Section 6: Replace (Amaratunga, Cabrera, and Lee 2008) by Amaratunga, Cabrera, and Lee (2008) and (Maudes et al. 2012) by Maudes et al. (2012)
Breiman is the only author who’s first name (Leo) appears in the text, as well as in the list of References. First name to be removed?
Section 7: Add some space between citations “Robnik-Šikonja (2004);Tsymbal, Pechenizkiy, and Cunningham (2006)”
Section 8: “The classes have equal prior probabilities”: this may sound awkward to Bayesians… maybe just say “The classes have equal probabilities (or weights)”
Section 8: “The two first” <- “The first two” (other instances too)
“Note that during the preparation of the manuscript we detect […] R package ranger and have to redo…” <- “Note that during the preparation of the manuscript we detectED […] R package ranger and HAD to redo…”
“R package ranger”: use same font as with other packages?

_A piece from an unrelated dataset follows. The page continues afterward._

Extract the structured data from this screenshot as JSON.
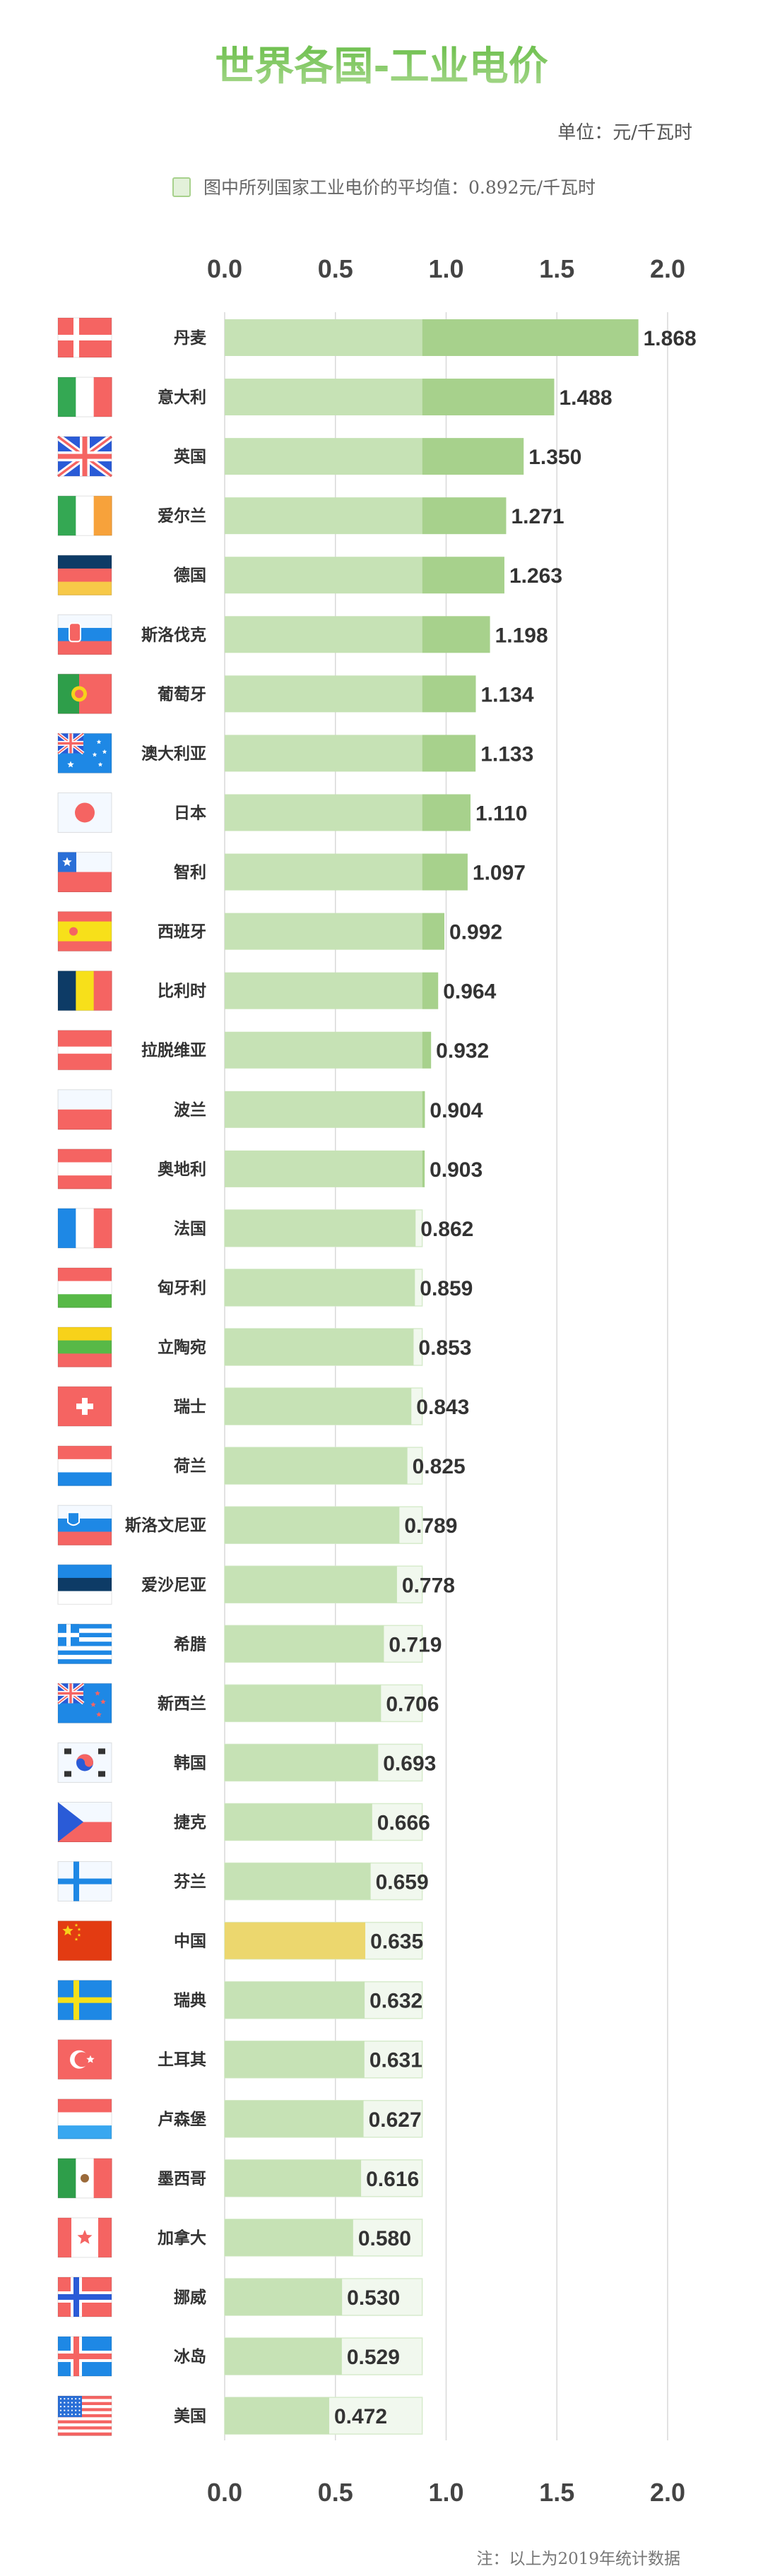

Thank you for your careful reading of our manuscript. All the typos have been corrected.

Some random comments and thoughts about differences between pdf and html rendering

Both Algorithm 1 & 2 appear twice in the pdf rendering of the manuscript (but only once in the html version).
Some code snippets appear in the pdf but not in html.
Some words in the text have hyperlinks associated (which is a cool feature since it adds some possible further reading). While the hyperlinks are visible in html (they appear in blue font), this is not the case for the pdf version. Maybe just add something like “\hypersetup{colorlinks,citecolor=blue,linkcolor=red,urlcolor=blue}”?

Thank you for your comments, we hope we have addressed all these issues in the revised manuscript.

Second round

Thank you for your comprehensive responses to my comments and those of the other reviewer. I already had a positive view on the paper at the first round, and am now in favor of accepting it.